From the onset, the standard provides useful guidance on collecting, storing and validating productivity data, which is a critical element of a claim of loss of productivity. Next, it recommends best practices for identifying the causes of productivity loss as early as possible, recording those causes in the project records, taking steps to mitigate such losses and providing notice of such impacts in compliance with the contract. After laying the predicate groundwork, the standard provides valuable guidance on recovering productivity loss by using project labor records, project participants and unbiased experts to validate that the actual conditions differed materially from those that should have been reasonably anticipated, and to estimate productivity losses with a reasonable degree of certainty, even for cumulative-impact changes.
Once a claimant has established causation and responsibility, the standard promulgates a preferred order of methods for quantifying productivity loss.
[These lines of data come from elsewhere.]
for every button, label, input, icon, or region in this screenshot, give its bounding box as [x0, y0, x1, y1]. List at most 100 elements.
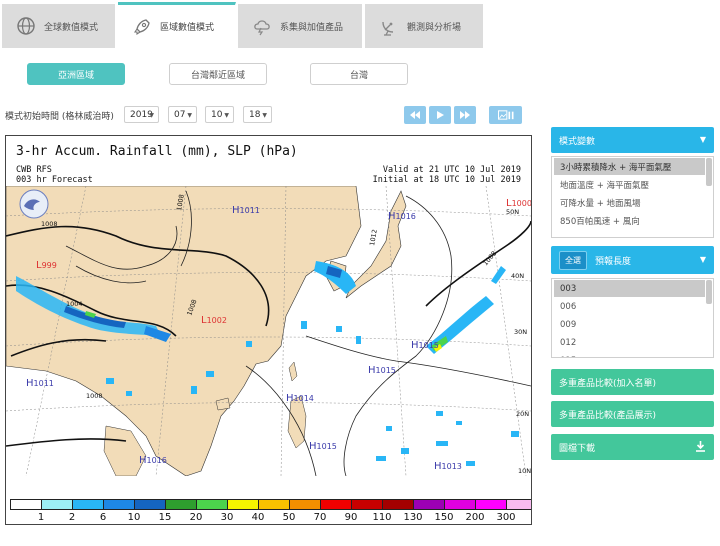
- legend-swatch: [166, 500, 197, 509]
- legend-tick-label: 50: [282, 512, 296, 523]
- scrollbar[interactable]: [706, 158, 712, 186]
- model-var-item[interactable]: 850百帕風速 + 風向: [554, 212, 705, 229]
- rocket-icon: [132, 17, 152, 37]
- legend-tick-labels: 1 2 6 10 15 20 30 40 50 70 90 110 130 150 200 300: [6, 512, 531, 524]
- forecast-hour-item[interactable]: 009: [554, 316, 705, 333]
- tab-ensemble-products-label: 系集與加值產品: [280, 22, 344, 33]
- svg-text:H1016: H1016: [139, 455, 167, 466]
- init-time-row: 模式初始時間 (格林威治時) 2019 ▼ 07 ▼ 10 ▼ 18 ▼: [0, 106, 720, 126]
- hour-value: 18: [249, 109, 261, 120]
- fast-forward-button[interactable]: [454, 106, 476, 124]
- lat-label: 40N: [511, 272, 524, 280]
- compare-add-button[interactable]: 多重產品比較(加入名單): [551, 369, 714, 395]
- download-button[interactable]: 圖檔下載: [551, 434, 714, 460]
- map-label-h1013: 1013: [442, 462, 462, 471]
- isobar-label: 1008: [86, 392, 103, 400]
- forecast-length-header[interactable]: 全選 預報長度 ▼: [551, 246, 714, 274]
- download-label: 圖檔下載: [559, 443, 596, 454]
- forecast-hour-item[interactable]: 012: [554, 334, 705, 351]
- legend-tick-label: 6: [99, 512, 107, 523]
- chart-forecast-hour: 003 hr Forecast: [16, 175, 93, 185]
- legend-tick-label: 30: [220, 512, 234, 523]
- select-all-button[interactable]: 全選: [559, 250, 587, 270]
- download-panel: 圖檔下載: [551, 434, 714, 460]
- cloud-storm-icon: [252, 16, 272, 36]
- legend-tick-label: 1: [37, 512, 45, 523]
- month-select[interactable]: 07 ▼: [168, 106, 197, 123]
- legend-tick-label: 2: [68, 512, 76, 523]
- forecast-hour-item[interactable]: 015: [554, 352, 705, 358]
- map-label-l999: 999: [42, 261, 57, 270]
- legend-swatch: [414, 500, 445, 509]
- fast-forward-icon: [460, 111, 470, 119]
- legend-swatch: [321, 500, 352, 509]
- image-gallery-icon: [497, 110, 513, 120]
- model-var-item[interactable]: 地面溫度 + 海平面氣壓: [554, 176, 705, 193]
- top-tab-bar: 全球數值模式 區域數值模式 系集與加值產品 觀測與分析場: [0, 0, 720, 48]
- compare-show-button[interactable]: 多重產品比較(產品展示): [551, 401, 714, 427]
- legend-swatch: [290, 500, 321, 509]
- legend-color-bar: [10, 499, 531, 510]
- svg-text:H1013: H1013: [434, 461, 462, 472]
- map-label-h1015-b: 1015: [376, 366, 396, 375]
- chart-model-name: CWB RFS: [16, 165, 52, 175]
- svg-text:H1015: H1015: [411, 340, 439, 351]
- legend-tick-label: 300: [496, 512, 516, 523]
- isobar-label: 1004: [66, 300, 83, 308]
- scrollbar[interactable]: [706, 280, 712, 304]
- year-select[interactable]: 2019 ▼: [124, 106, 159, 123]
- forecast-hour-item[interactable]: 006: [554, 298, 705, 315]
- tab-regional-model[interactable]: 區域數值模式: [118, 2, 236, 48]
- map-label-h1011-top: 1011: [240, 206, 260, 215]
- forecast-hour-item[interactable]: 003: [554, 280, 705, 297]
- map-label-h1015-c: 1015: [317, 442, 337, 451]
- model-var-item[interactable]: 可降水量 + 地面風場: [554, 194, 705, 211]
- legend-swatch: [42, 500, 73, 509]
- legend-swatch: [352, 500, 383, 509]
- svg-text:L999: L999: [36, 260, 57, 271]
- month-value: 07: [174, 109, 186, 120]
- map-label-h1015-a: 1015: [419, 341, 439, 350]
- legend-tick-label: 20: [189, 512, 203, 523]
- legend-swatch: [73, 500, 104, 509]
- model-variable-header[interactable]: 模式變數 ▼: [551, 127, 714, 153]
- forecast-hour-list[interactable]: 003 006 009 012 015: [551, 278, 714, 358]
- map-label-h1011-left: 1011: [34, 379, 54, 388]
- map-label-h1016-b: 1016: [147, 456, 167, 465]
- rewind-button[interactable]: [404, 106, 426, 124]
- map-label-h1016: 1016: [396, 212, 416, 221]
- hour-select[interactable]: 18 ▼: [243, 106, 272, 123]
- tab-ensemble-products[interactable]: 系集與加值產品: [238, 4, 363, 48]
- tab-observation-analysis[interactable]: 觀測與分析場: [365, 4, 484, 48]
- legend-tick-label: 15: [158, 512, 172, 523]
- rainfall-legend: 1 2 6 10 15 20 30 40 50 70 90 110 130 150 200 300: [6, 499, 531, 524]
- chart-valid-time: Valid at 21 UTC 10 Jul 2019: [382, 165, 521, 175]
- chevron-down-icon: ▼: [224, 112, 229, 119]
- play-button[interactable]: [429, 106, 451, 124]
- day-value: 10: [211, 109, 223, 120]
- compare-add-panel: 多重產品比較(加入名單): [551, 369, 714, 395]
- legend-swatch: [104, 500, 135, 509]
- region-taiwan-button[interactable]: 台灣: [310, 63, 408, 85]
- lat-label: 50N: [506, 208, 519, 216]
- tab-global-model[interactable]: 全球數值模式: [2, 4, 116, 48]
- rewind-icon: [410, 111, 420, 119]
- model-var-item[interactable]: 3小時累積降水 + 海平面氣壓: [554, 158, 705, 175]
- chevron-down-icon: ▼: [699, 135, 706, 144]
- region-asia-button[interactable]: 亞洲區域: [27, 63, 125, 85]
- day-select[interactable]: 10 ▼: [205, 106, 234, 123]
- chart-initial-time: Initial at 18 UTC 10 Jul 2019: [372, 175, 521, 185]
- chevron-down-icon: ▼: [699, 255, 706, 264]
- legend-tick-label: 70: [313, 512, 327, 523]
- lat-label: 20N: [516, 410, 529, 418]
- model-variable-list[interactable]: 3小時累積降水 + 海平面氣壓 地面溫度 + 海平面氣壓 可降水量 + 地面風場…: [551, 156, 714, 238]
- map-label-h1014: 1014: [294, 394, 314, 403]
- region-taiwan-vicinity-button[interactable]: 台灣鄰近區域: [169, 63, 267, 85]
- download-icon: [695, 440, 706, 455]
- svg-text:H1011: H1011: [26, 378, 54, 389]
- legend-swatch: [476, 500, 507, 509]
- legend-swatch: [507, 500, 531, 509]
- map-label-l1000: 1000: [512, 199, 531, 208]
- image-gallery-button[interactable]: [489, 106, 522, 124]
- model-variable-header-label: 模式變數: [559, 136, 596, 147]
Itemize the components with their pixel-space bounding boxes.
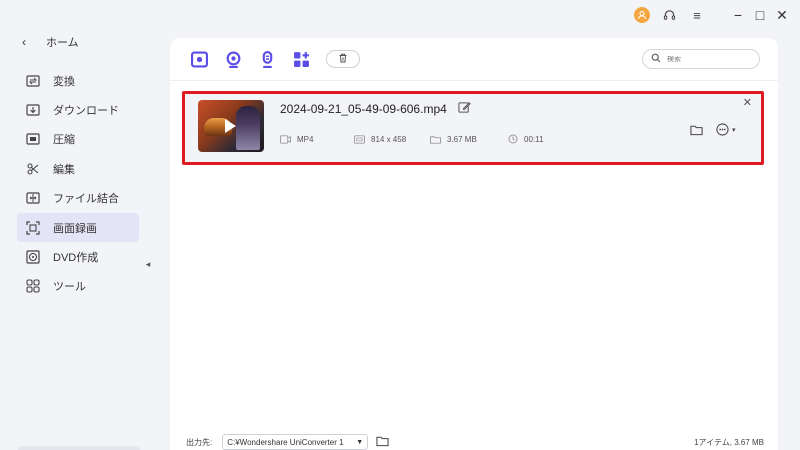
compress-icon [25, 131, 41, 147]
duration-info: 00:11 [508, 134, 543, 144]
output-path: C:¥Wondershare UniConverter 1 [227, 437, 344, 447]
sidebar-item-convert[interactable]: 変換 [17, 66, 139, 95]
maximize-icon[interactable]: □ [752, 7, 768, 24]
file-size: 3.67 MB [447, 134, 477, 144]
file-name: 2024-09-21_05-49-09-606.mp4 [280, 102, 447, 116]
video-format-icon [280, 134, 291, 144]
home-label: ホーム [46, 37, 79, 49]
sidebar-item-label: DVD作成 [53, 252, 99, 265]
play-icon[interactable] [225, 119, 236, 133]
trash-icon [338, 50, 348, 68]
output-path-select[interactable]: C:¥Wondershare UniConverter 1 ▼ [222, 434, 369, 450]
dvd-icon [25, 249, 41, 265]
avatar[interactable] [634, 7, 650, 23]
screen-record-icon [25, 220, 41, 236]
chevron-left-icon: ◂ [145, 258, 151, 269]
sidebar-item-label: ダウンロード [53, 105, 119, 118]
window-controls: − □ ✕ [730, 7, 790, 24]
open-output-folder-icon[interactable] [376, 435, 390, 449]
file-resolution: 814 x 458 [371, 134, 407, 144]
remove-file-icon[interactable]: ✕ [743, 96, 752, 109]
webcam-icon[interactable] [224, 50, 242, 68]
more-dots-icon [716, 123, 729, 136]
search-input[interactable] [667, 55, 747, 63]
format-info: MP4 [280, 135, 354, 144]
screen-recorder-icon[interactable] [190, 50, 208, 68]
download-icon [25, 102, 41, 118]
menu-icon[interactable]: ≡ [688, 6, 706, 24]
add-apps-icon[interactable] [292, 50, 310, 68]
sidebar-item-edit[interactable]: 編集 [17, 154, 139, 183]
file-metadata: MP4 814 x 458 3.67 MB 00:11 [280, 134, 543, 144]
video-thumbnail[interactable] [198, 100, 264, 152]
toolbar-divider [170, 80, 778, 81]
convert-icon [25, 73, 41, 89]
recording-toolbar [190, 50, 360, 68]
sidebar: ‹ ホーム 変換 ダウンロード 圧縮 編集 ファイル結合 画面録画 DVD作成 … [0, 0, 152, 450]
sidebar-item-label: ツール [53, 281, 86, 294]
delete-button[interactable] [326, 50, 360, 68]
sidebar-item-label: 編集 [53, 163, 75, 176]
sidebar-bottom-panel [18, 446, 140, 450]
resolution-icon [354, 134, 365, 144]
file-size-icon [430, 135, 441, 144]
sidebar-collapse-button[interactable]: ◂ [141, 252, 155, 276]
title-bar: ≡ − □ ✕ [634, 6, 790, 24]
sidebar-item-label: ファイル結合 [53, 193, 119, 206]
rename-pencil-icon[interactable] [458, 101, 472, 115]
clock-icon [508, 134, 518, 144]
headset-support-icon[interactable] [660, 6, 678, 24]
footer-bar: 出力先: C:¥Wondershare UniConverter 1 ▼ 1アイ… [170, 434, 778, 450]
sidebar-item-label: 画面録画 [53, 222, 97, 235]
merge-icon [25, 190, 41, 206]
minimize-icon[interactable]: − [730, 7, 746, 24]
sidebar-item-tools[interactable]: ツール [17, 272, 139, 301]
chevron-down-icon: ▼ [356, 438, 364, 446]
open-folder-icon[interactable] [690, 123, 704, 137]
search-icon [651, 50, 661, 68]
main-panel: 2024-09-21_05-49-09-606.mp4 MP4 814 x 45… [170, 38, 778, 450]
sidebar-item-download[interactable]: ダウンロード [17, 95, 139, 124]
sidebar-item-screen-record[interactable]: 画面録画 [17, 212, 139, 243]
thumbnail-character-image [236, 106, 260, 150]
sidebar-item-dvd[interactable]: DVD作成 [17, 242, 139, 271]
more-options-button[interactable]: ▾ [716, 123, 736, 136]
sidebar-item-label: 変換 [53, 75, 75, 88]
sidebar-nav: 変換 ダウンロード 圧縮 編集 ファイル結合 画面録画 DVD作成 ツール [17, 66, 139, 301]
file-format: MP4 [297, 134, 314, 144]
items-summary: 1アイテム, 3.67 MB [694, 437, 764, 447]
sidebar-item-merge[interactable]: ファイル結合 [17, 184, 139, 213]
close-window-icon[interactable]: ✕ [774, 7, 790, 24]
scissors-icon [25, 161, 41, 177]
file-duration: 00:11 [524, 134, 544, 144]
sidebar-item-label: 圧縮 [53, 134, 75, 147]
sidebar-item-compress[interactable]: 圧縮 [17, 125, 139, 154]
resolution-info: 814 x 458 [354, 135, 430, 144]
search-box[interactable] [642, 49, 760, 69]
chevron-down-icon: ▾ [732, 126, 736, 134]
size-info: 3.67 MB [430, 135, 508, 144]
tools-grid-icon [25, 278, 41, 294]
home-link[interactable]: ‹ ホーム [22, 34, 79, 50]
microphone-icon[interactable] [258, 50, 276, 68]
chevron-left-icon: ‹ [22, 35, 26, 49]
output-label: 出力先: [186, 437, 213, 447]
recorded-file-item[interactable]: 2024-09-21_05-49-09-606.mp4 MP4 814 x 45… [184, 94, 762, 162]
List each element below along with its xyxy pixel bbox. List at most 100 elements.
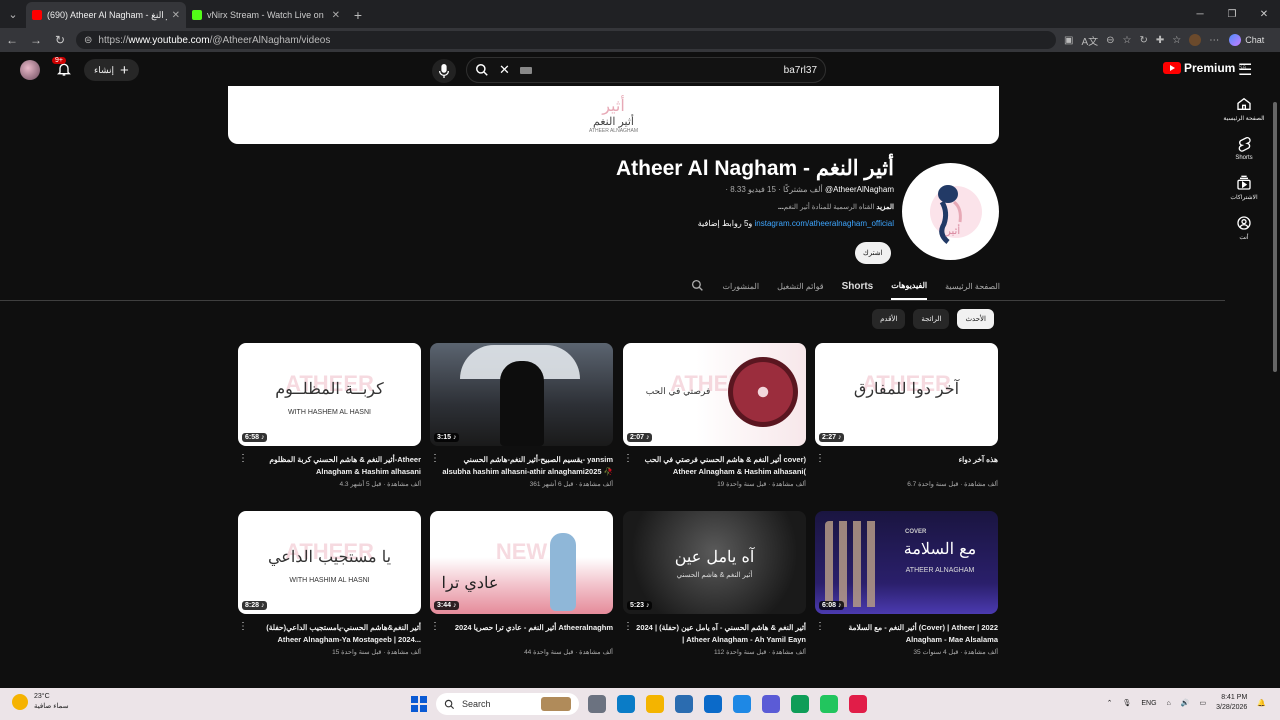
close-tab-icon[interactable]: ✕: [332, 10, 340, 21]
pinned-app-icon[interactable]: [733, 695, 751, 713]
close-tab-icon[interactable]: ✕: [172, 10, 180, 21]
clock[interactable]: 8:41 PM 3/28/2026: [1216, 693, 1247, 713]
video-more-actions-icon[interactable]: ⋮: [623, 622, 633, 632]
forward-arrow-icon[interactable]: →: [24, 28, 48, 52]
instagram-link[interactable]: instagram.com/atheeralnagham_official: [755, 219, 894, 228]
rail-item-shorts[interactable]: Shorts: [1235, 136, 1253, 161]
video-more-actions-icon[interactable]: ⋮: [623, 454, 633, 464]
tab-videos[interactable]: الفيديوهات: [891, 277, 928, 300]
browser-tab-youtube[interactable]: (690) Atheer Al Nagham - أثير النغ ✕: [26, 2, 186, 28]
video-title[interactable]: أثير النغم & هاشم الحسني كربة المظلوم-At…: [238, 454, 421, 478]
minimize-icon[interactable]: ─: [1184, 0, 1216, 28]
rail-item-you[interactable]: أنت: [1236, 215, 1252, 241]
video-title[interactable]: أثير النغم&هاشم الحسني-يامستجيب الداعي(ح…: [238, 622, 421, 646]
refresh-icon[interactable]: ↻: [48, 28, 72, 52]
video-card[interactable]: ATHEER كربــة المظلــوم WITH HASHEM AL HAS…: [238, 343, 421, 488]
rail-item-subscriptions[interactable]: الاشتراكات: [1230, 175, 1258, 201]
video-title[interactable]: يقسيم الصبيح-أثير النغم-هاشم الحسني- yan…: [430, 454, 613, 478]
copilot-chat-button[interactable]: Chat: [1229, 34, 1264, 46]
zoom-icon[interactable]: ⊖: [1106, 35, 1114, 46]
refresh-page-icon[interactable]: ↻: [1139, 35, 1147, 46]
search-box[interactable]: ✕ ba7rl37: [466, 57, 826, 83]
taskbar-search[interactable]: Search: [436, 693, 579, 715]
notifications-bell-icon[interactable]: 9+: [52, 57, 74, 79]
profile-avatar-icon[interactable]: [1189, 34, 1202, 46]
search-icon[interactable]: [475, 63, 489, 77]
video-title[interactable]: أثير النغم & هاشم الحسني فرصتي في الحب c…: [623, 454, 806, 478]
create-button[interactable]: إنشاء +: [84, 59, 139, 81]
account-avatar[interactable]: [20, 60, 40, 80]
video-thumbnail[interactable]: ATHEER كربــة المظلــوم WITH HASHEM AL HAS…: [238, 343, 421, 446]
tab-playlists[interactable]: قوائم التشغيل: [777, 278, 824, 299]
site-info-icon[interactable]: ⊜: [84, 35, 92, 46]
language-indicator[interactable]: ENG: [1141, 700, 1156, 707]
favorite-star-icon[interactable]: ☆: [1123, 35, 1132, 46]
extensions-icon[interactable]: ✚: [1156, 35, 1164, 46]
favorites-icon[interactable]: ☆: [1172, 35, 1181, 46]
page-scrollbar[interactable]: [1272, 90, 1278, 680]
pinned-app-icon[interactable]: [675, 695, 693, 713]
subscribe-button[interactable]: اشترك: [855, 242, 891, 264]
channel-search-icon[interactable]: [691, 275, 704, 302]
scrollbar-thumb[interactable]: [1273, 102, 1277, 372]
search-input[interactable]: ba7rl37: [784, 65, 817, 76]
chip-oldest[interactable]: الأقدم: [872, 309, 906, 329]
more-links-label[interactable]: و5 روابط إضافية: [698, 219, 753, 228]
pinned-app-icon[interactable]: [849, 695, 867, 713]
video-title[interactable]: أثير النغم - عادي ترا حصريا 2024 Atheera…: [430, 622, 613, 646]
video-thumbnail[interactable]: آه يامل عين أثير النغم & هاشم الحسني 5:23 …: [623, 511, 806, 614]
video-more-actions-icon[interactable]: ⋮: [815, 622, 825, 632]
address-bar[interactable]: ⊜ https://www.youtube.com/@AtheerAlNagha…: [76, 31, 1056, 49]
battery-icon[interactable]: ▭: [1200, 699, 1207, 707]
video-more-actions-icon[interactable]: ⋮: [430, 454, 440, 464]
video-card[interactable]: 3:15 ♪ يقسيم الصبيح-أثير النغم-هاشم الحسن…: [430, 343, 613, 488]
tab-shorts[interactable]: Shorts: [842, 277, 874, 300]
keyboard-icon[interactable]: [519, 66, 532, 74]
mic-tray-icon[interactable]: 🎙: [1122, 699, 1131, 707]
video-card[interactable]: ATHEER يا مستجيب الداعي WITH HASHIM AL HAS…: [238, 511, 421, 656]
more-dots-icon[interactable]: ⋯: [1209, 35, 1219, 46]
video-title[interactable]: هذه آخر دواء: [815, 454, 998, 478]
guide-menu-icon[interactable]: ☰: [1238, 60, 1252, 80]
chip-latest[interactable]: الأحدث: [957, 309, 994, 329]
tab-posts[interactable]: المنشورات: [722, 278, 759, 299]
restore-icon[interactable]: ❐: [1216, 0, 1248, 28]
new-tab-button[interactable]: +: [346, 2, 370, 28]
video-card[interactable]: ATHEER آخر دوا للمفارق 2:27 ♪ هذه آخر دواء 6…: [815, 343, 998, 488]
pinned-app-icon[interactable]: [820, 695, 838, 713]
chip-popular[interactable]: الرائجة: [913, 309, 950, 329]
tray-chevron-icon[interactable]: ⌃: [1107, 699, 1113, 707]
video-card[interactable]: NEW عادي ترا 3:44 ♪ أثير النغم - عادي ترا ح…: [430, 511, 613, 656]
video-title[interactable]: أثير النغم & هاشم الحسني - آه يامل عين (…: [623, 622, 806, 646]
video-title[interactable]: أثير النغم - مع السلامة (Cover) | Atheer…: [815, 622, 998, 646]
tab-actions-chevron-icon[interactable]: ⌄: [0, 0, 26, 28]
weather-widget[interactable]: 23°C سماء صافية: [12, 692, 69, 712]
pinned-app-icon[interactable]: [617, 695, 635, 713]
video-more-actions-icon[interactable]: ⋮: [238, 454, 248, 464]
pinned-app-icon[interactable]: [646, 695, 664, 713]
video-card[interactable]: COVER مع السلامة ATHEER ALNAGHAM 6:08 ♪ أثير…: [815, 511, 998, 656]
video-thumbnail[interactable]: ATHEER فرصتي في الحب 2:07 ♪: [623, 343, 806, 446]
close-window-icon[interactable]: ✕: [1248, 0, 1280, 28]
tab-home[interactable]: الصفحة الرئيسية: [945, 278, 1000, 299]
pinned-app-icon[interactable]: [588, 695, 606, 713]
video-thumbnail[interactable]: 3:15 ♪: [430, 343, 613, 446]
browser-tab-kick[interactable]: vNirx Stream - Watch Live on Kick ✕: [186, 2, 346, 28]
youtube-premium-logo[interactable]: Premium SA: [1163, 61, 1246, 75]
notification-center-icon[interactable]: 🔔: [1257, 699, 1266, 707]
translate-icon[interactable]: A文: [1081, 33, 1098, 48]
video-thumbnail[interactable]: ATHEER آخر دوا للمفارق 2:27 ♪: [815, 343, 998, 446]
pinned-app-icon[interactable]: [762, 695, 780, 713]
video-more-actions-icon[interactable]: ⋮: [238, 622, 248, 632]
video-thumbnail[interactable]: ATHEER يا مستجيب الداعي WITH HASHIM AL HAS…: [238, 511, 421, 614]
channel-avatar[interactable]: أثير: [902, 163, 999, 260]
rail-item-home[interactable]: الصفحة الرئيسية: [1223, 96, 1265, 122]
app-available-icon[interactable]: ▣: [1064, 35, 1073, 46]
video-card[interactable]: ATHEER فرصتي في الحب 2:07 ♪ أثير النغم & ها…: [623, 343, 806, 488]
pinned-app-icon[interactable]: [704, 695, 722, 713]
video-card[interactable]: آه يامل عين أثير النغم & هاشم الحسني 5:23 …: [623, 511, 806, 656]
network-icon[interactable]: ⌂: [1167, 700, 1171, 707]
video-thumbnail[interactable]: NEW عادي ترا 3:44 ♪: [430, 511, 613, 614]
clear-search-icon[interactable]: ✕: [499, 62, 510, 78]
pinned-app-icon[interactable]: [791, 695, 809, 713]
By segregating and ranking different, sometimes inconsistent, damage calculation methods into tiers, the standard should establish consistency. The preferred order of such methods is expected to be: the most preferred approach—the Measured Mile (Tier 1); academic and industry productivity factors studies and modified total cost (Tier 2); and, lastly, the least preferred method—total cost (Tier 3). Before moving to a lower tier, the standard recommends that it be shown with a reasonable degree of certainty that a higher-tier method could not have been used. The standard also recommends using separate productivity analyses that do not overlap for different periods or areas of the project if doing so will improve the overall reliability of the damages estimate.
In Closing
The ASCE standard, developed from the perspective of various industry sectors, project participants, project delivery methods, project types and sizes, and which will be accredited by the American National Standards Institute (ANSI), has the potential to be a universally accepted, relied upon resource for prosecuting and defending loss of productivity claims. The ANSI accreditation, along with the consensus process managed by the ASCE Codes and Standards Committee, will confer a certain level of credibility. Only time will tell, however, the extent and manner that the standard is consulted and relied upon, and, if so, the extent to which the trier-of-fact finds expert testimony based on the standard to be credible. While it is only advisory, the standard provides key principles on all aspects of loss of productivity claims that, at the very least, provide sound, practical guidance regarding such claims.